Dec 12, 2025·8 min read

Product catalog with variants and bundles: schema and UI patterns

Design a product catalog with variants and bundles using clear SKU rules, inventory logic, and UI patterns that prevent bad combinations and overselling.

Product catalog with variants and bundles: schema and UI patterns

Why variants and bundles get messy fast

A catalog looks simple when every product is one item with one price and one stock number. Add color, size, subscription length, or region-specific packaging and that simplicity breaks. A single “Products” table can’t answer basic questions anymore: which exact thing are we selling, and how do we track it?

Shoppers also expect the details to be right. They want to pick options, see the correct price immediately, and know whether their exact choice can ship today. If the page says “In stock” but the selected size is gone, trust drops fast. If the price changes only at checkout, support tickets and returns follow.

Bundles add a second layer of complexity because they look like products but behave like rules. A “Starter Kit” might include one bottle, one pump, and a set of filters. Its availability depends on the parts, and your costs and reporting still need to make sense.

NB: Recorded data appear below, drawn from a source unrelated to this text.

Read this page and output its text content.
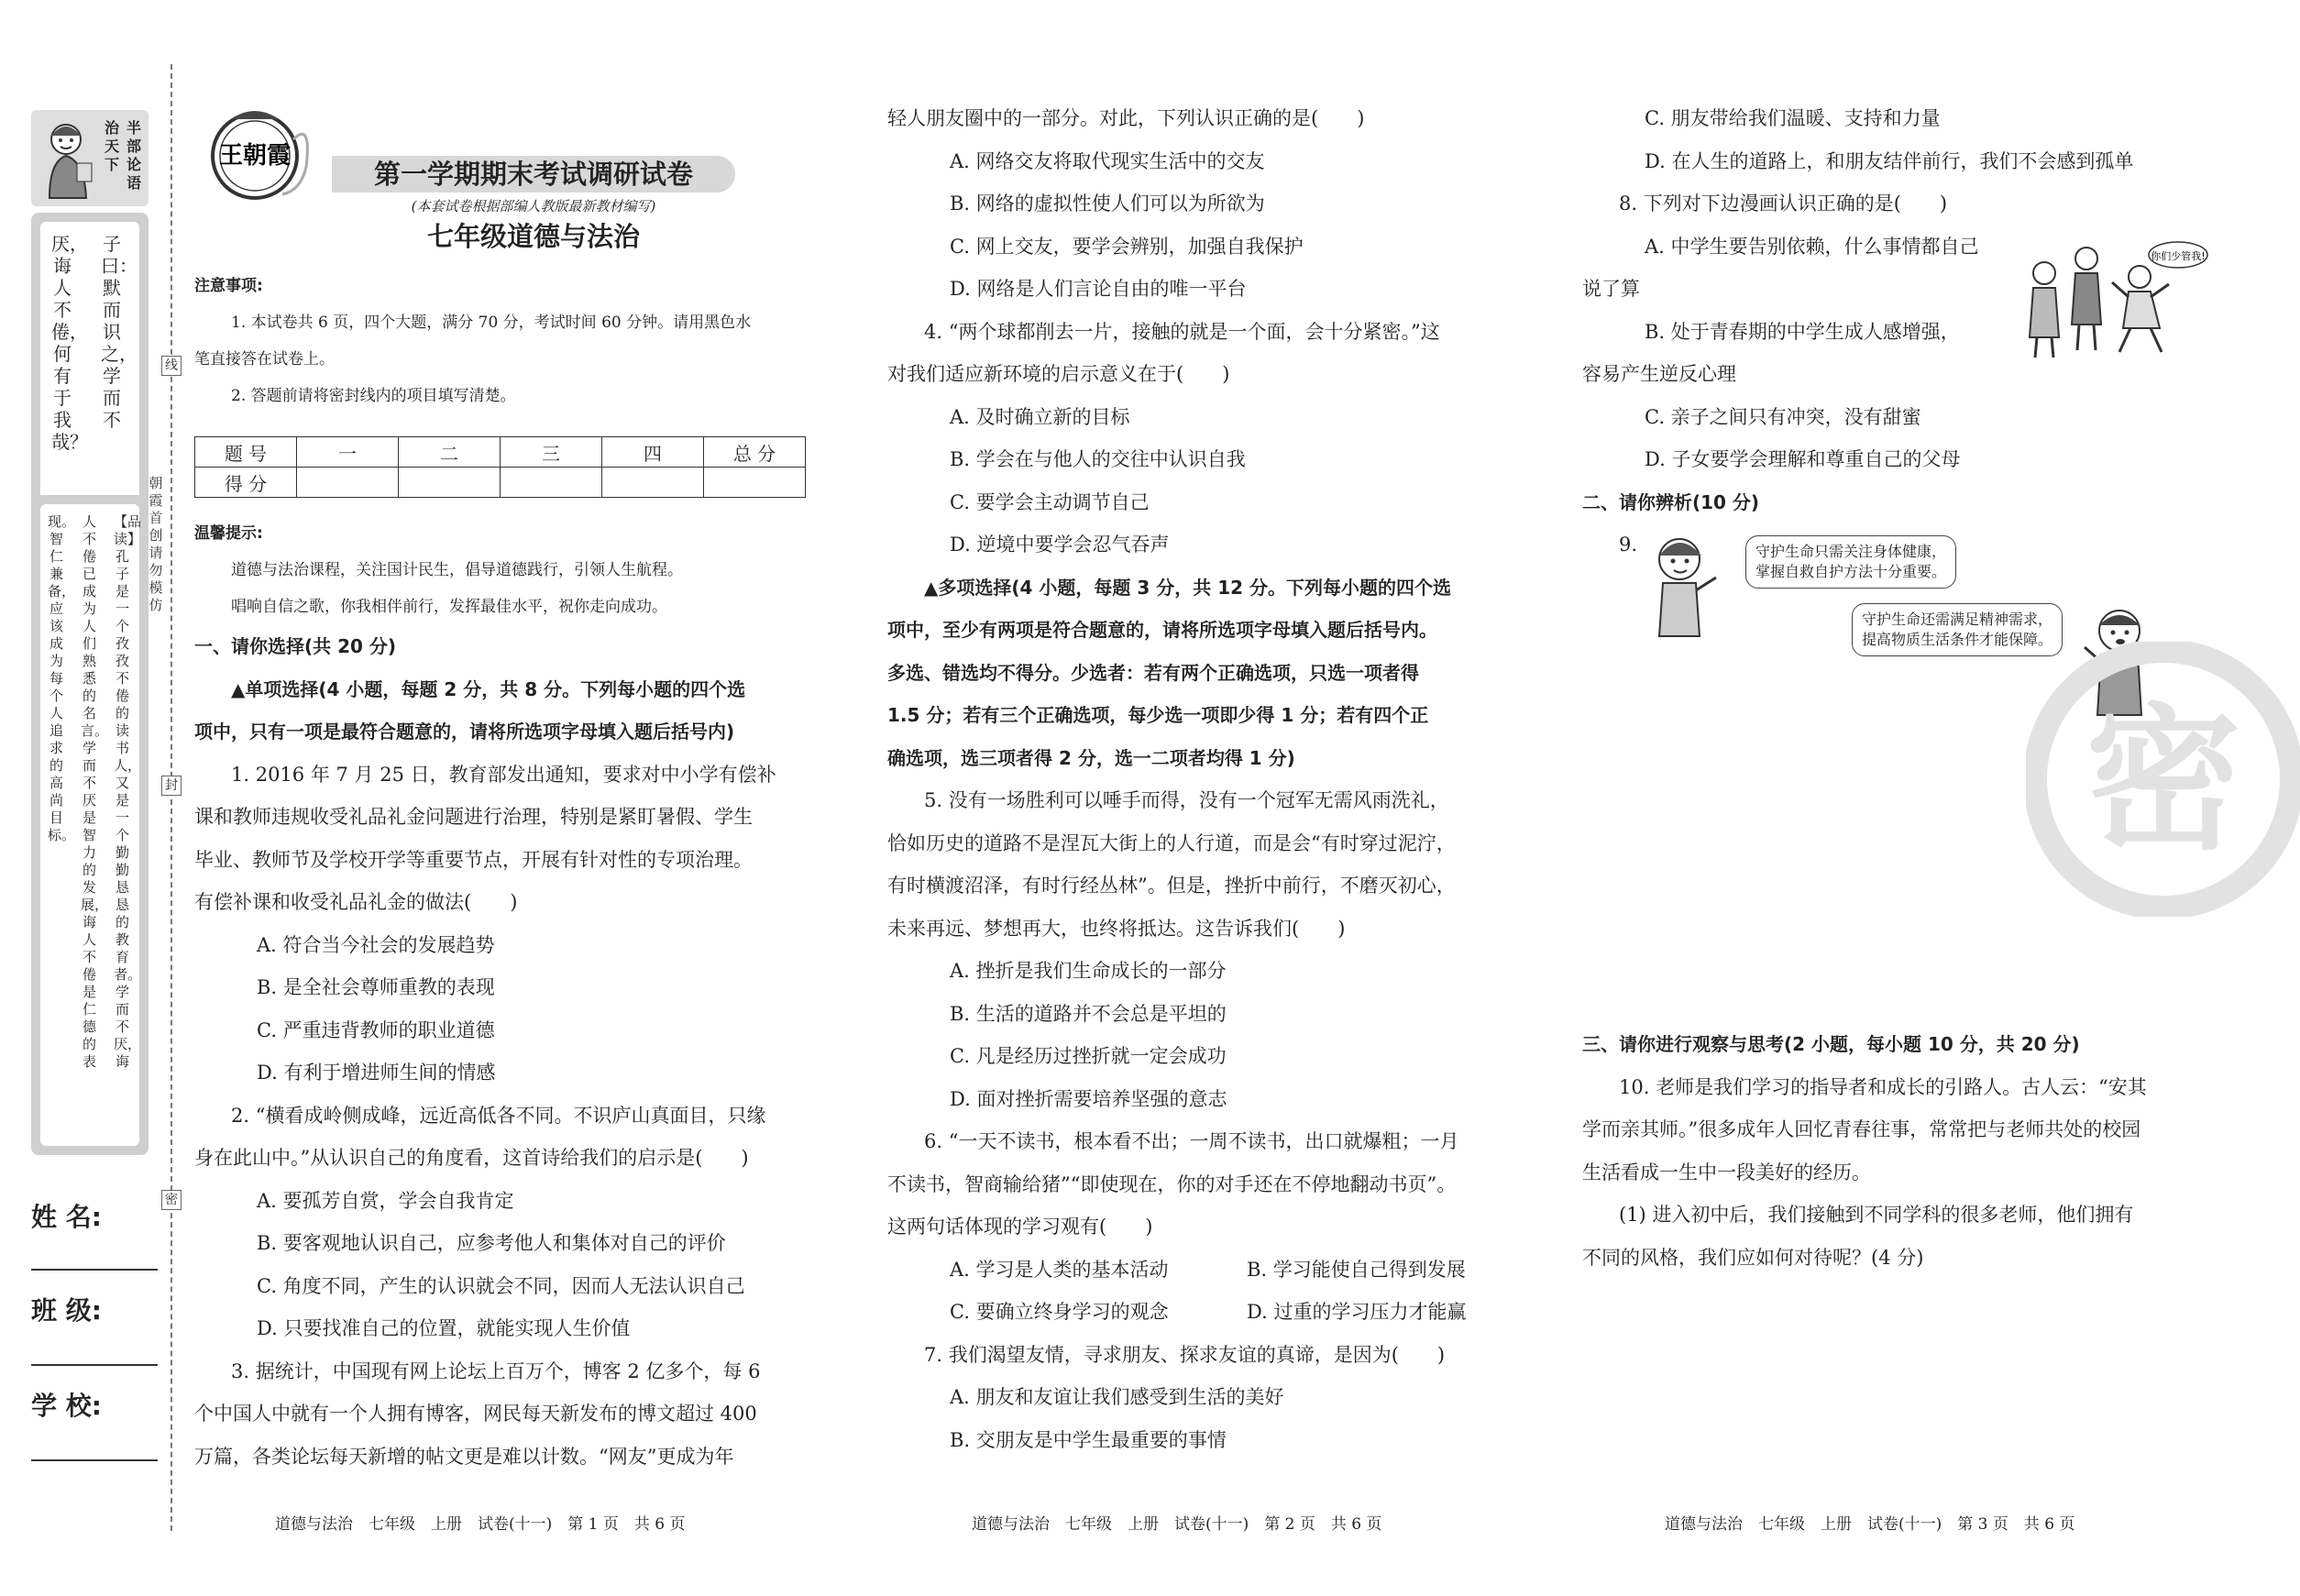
治天下
半部论语
厌，诲人不倦，何有于我哉？
子曰：默而识之，学而不
现。智仁兼备，应该成为每个人追求的高尚目标。
人不倦已成为人们熟悉的名言。学而不厌是智力的发展，诲人不倦是仁德的表
【品读】孔子是一个孜孜不倦的读书人，又是一个勤勤恳恳的教育者。学而不厌，诲
姓 名:
班 级:
学 校:
朝霞首创 请勿模仿
线
封
密
王朝霞
第一学期期末考试调研试卷
(本套试卷根据部编人教版最新教材编写)
七年级道德与法治
注意事项:
1. 本试卷共 6 页，四个大题，满分 70 分，考试时间 60 分钟。请用黑色水
笔直接答在试卷上。
2. 答题前请将密封线内的项目填写清楚。
题 号	一	二	三	四	总 分
得 分					
温馨提示:
道德与法治课程，关注国计民生，倡导道德践行，引领人生航程。
唱响自信之歌，你我相伴前行，发挥最佳水平，祝你走向成功。
一、请你选择(共 20 分)
▲单项选择(4 小题，每题 2 分，共 8 分。下列每小题的四个选
项中，只有一项是最符合题意的，请将所选项字母填入题后括号内)
1. 2016 年 7 月 25 日，教育部发出通知，要求对中小学有偿补
课和教师违规收受礼品礼金问题进行治理，特别是紧盯暑假、学生
毕业、教师节及学校开学等重要节点，开展有针对性的专项治理。
有偿补课和收受礼品礼金的做法(　　)
A. 符合当今社会的发展趋势
B. 是全社会尊师重教的表现
C. 严重违背教师的职业道德
D. 有利于增进师生间的情感
2. “横看成岭侧成峰，远近高低各不同。不识庐山真面目，只缘
身在此山中。”从认识自己的角度看，这首诗给我们的启示是(　　)
A. 要孤芳自赏，学会自我肯定
B. 要客观地认识自己，应参考他人和集体对自己的评价
C. 角度不同，产生的认识就会不同，因而人无法认识自己
D. 只要找准自己的位置，就能实现人生价值
3. 据统计，中国现有网上论坛上百万个，博客 2 亿多个，每 6
个中国人中就有一个人拥有博客，网民每天新发布的博文超过 400
万篇，各类论坛每天新增的帖文更是难以计数。“网友”更成为年
道德与法治　七年级　上册　试卷(十一)　第 1 页　共 6 页
轻人朋友圈中的一部分。对此，下列认识正确的是(　　)
A. 网络交友将取代现实生活中的交友
B. 网络的虚拟性使人们可以为所欲为
C. 网上交友，要学会辨别，加强自我保护
D. 网络是人们言论自由的唯一平台
4. “两个球都削去一片，接触的就是一个面，会十分紧密。”这
对我们适应新环境的启示意义在于(　　)
A. 及时确立新的目标
B. 学会在与他人的交往中认识自我
C. 要学会主动调节自己
D. 逆境中要学会忍气吞声
▲多项选择(4 小题，每题 3 分，共 12 分。下列每小题的四个选
项中，至少有两项是符合题意的，请将所选项字母填入题后括号内。
多选、错选均不得分。少选者：若有两个正确选项，只选一项者得
1.5 分；若有三个正确选项，每少选一项即少得 1 分；若有四个正
确选项，选三项者得 2 分，选一二项者均得 1 分)
5. 没有一场胜利可以唾手而得，没有一个冠军无需风雨洗礼，
恰如历史的道路不是涅瓦大街上的人行道，而是会“有时穿过泥泞，
有时横渡沼泽，有时行经丛林”。但是，挫折中前行，不磨灭初心，
未来再远、梦想再大，也终将抵达。这告诉我们(　　)
A. 挫折是我们生命成长的一部分
B. 生活的道路并不会总是平坦的
C. 凡是经历过挫折就一定会成功
D. 面对挫折需要培养坚强的意志
6. “一天不读书，根本看不出；一周不读书，出口就爆粗；一月
不读书，智商输给猪”“即使现在，你的对手还在不停地翻动书页”。
这两句话体现的学习观有(　　)
A. 学习是人类的基本活动	B. 学习能使自己得到发展
C. 要确立终身学习的观念	D. 过重的学习压力才能赢
7. 我们渴望友情，寻求朋友、探求友谊的真谛，是因为(　　)
A. 朋友和友谊让我们感受到生活的美好
B. 交朋友是中学生最重要的事情
道德与法治　七年级　上册　试卷(十一)　第 2 页　共 6 页
C. 朋友带给我们温暖、支持和力量
D. 在人生的道路上，和朋友结伴前行，我们不会感到孤单
8. 下列对下边漫画认识正确的是(　　)
A. 中学生要告别依赖，什么事情都自己
说了算
B. 处于青春期的中学生成人感增强，
容易产生逆反心理
C. 亲子之间只有冲突，没有甜蜜
D. 子女要学会理解和尊重自己的父母
二、请你辨析(10 分)
9.
你们少管我!
守护生命只需关注身体健康，
掌握自救自护方法十分重要。
守护生命还需满足精神需求，
提高物质生活条件才能保障。
密
三、请你进行观察与思考(2 小题，每小题 10 分，共 20 分)
10. 老师是我们学习的指导者和成长的引路人。古人云：“安其
学而亲其师。”很多成年人回忆青春往事，常常把与老师共处的校园
生活看成一生中一段美好的经历。
(1) 进入初中后，我们接触到不同学科的很多老师，他们拥有
不同的风格，我们应如何对待呢？(4 分)
道德与法治　七年级　上册　试卷(十一)　第 3 页　共 6 页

Signs your catalog is starting to crack:

  • You create duplicate SKUs just to represent an option.
  • Stock counts feel wrong, especially after bundle sales.
  • Admin screens become long lists of near-identical items.
  • Discounts and taxes work for single items but break for kits.
  • Reporting can’t answer “what actually sold?”

The fix is mostly discipline: a data model that stays consistent, and UI patterns that make option picking and availability obvious for customers and your team.

Plain-language terms: options, variants, SKUs, bundles

When people say “variants,” they often mix a few different ideas. Getting the words straight early makes later decisions (schema, UI, inventory) much easier.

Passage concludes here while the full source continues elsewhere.